Nun ist die Sache aufgeflogen, und im Kanzleramt windet man sich. Denn es waren nicht irgendwelche Knallchargen, die das verbockt haben und nun umstandslos geopfert werden können. Minister Steinmeier und der ehemalige Minister Thomas de Maizière haben wissend und jahrelang diese rechtwidrige Ausspionierung der Deutschen betrieben. Das ist natürlich hochpeinlich. Man weiß schon gar nicht mehr, in welche Richtung man sich aus der Affäre eiern könnte.
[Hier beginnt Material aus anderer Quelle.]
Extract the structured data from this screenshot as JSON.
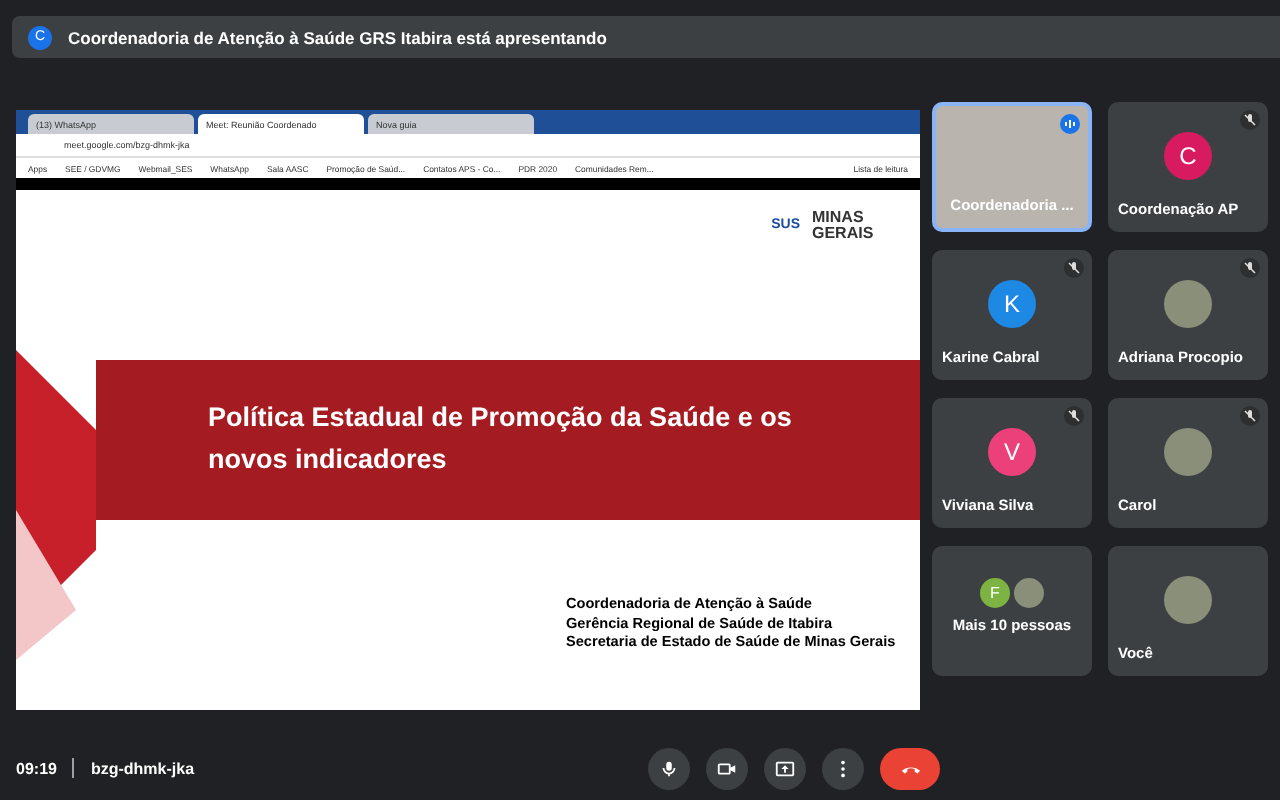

Dabei hat doch der BND jede nur mögliche, hochprofessionelle Vorkehrung getroffen zu verhindern, daß die Datensaugerei und Weitergabe auffliegen kann. Groß und breit "Streng geheim" steht auf den entsprechenden Akten, die nun in einer Kiste im Kanzleramt stehen ... und noch viel mehr als das: Der BND erließ sogar noch (erbebt!) eine "Abschirmungsverfügung"! Eine todsichere Sache also! Wer konnte denn damit rechnen, daß es trotzdem schiefging??? Also echt!
Wenigstens die Freunde über'm Teich waren zufrieden. Das war eine Geheimoperationganz nach ihrem Geschmack: Die deutschen Deppen die Daten besorgen zu lassen, diese schön gesammelt und gebündelt ganz offen abzugreifen, und dabei fröhlich pfeifend mit den Händen in den Taschen angelegentlich in die Luft zu gucken, denn verantwortlich und "schuld" waren schließlich die Heinis vom BND. Die dürfen das schließlich ganz allein ausbaden, wenn's auffällt. Deshalb gab's auch großes Lob: Ein "Kronjuwel der strategischen Zusammenarbeit" wurde dem Megapetzen-Club BND aus USA bescheinigt.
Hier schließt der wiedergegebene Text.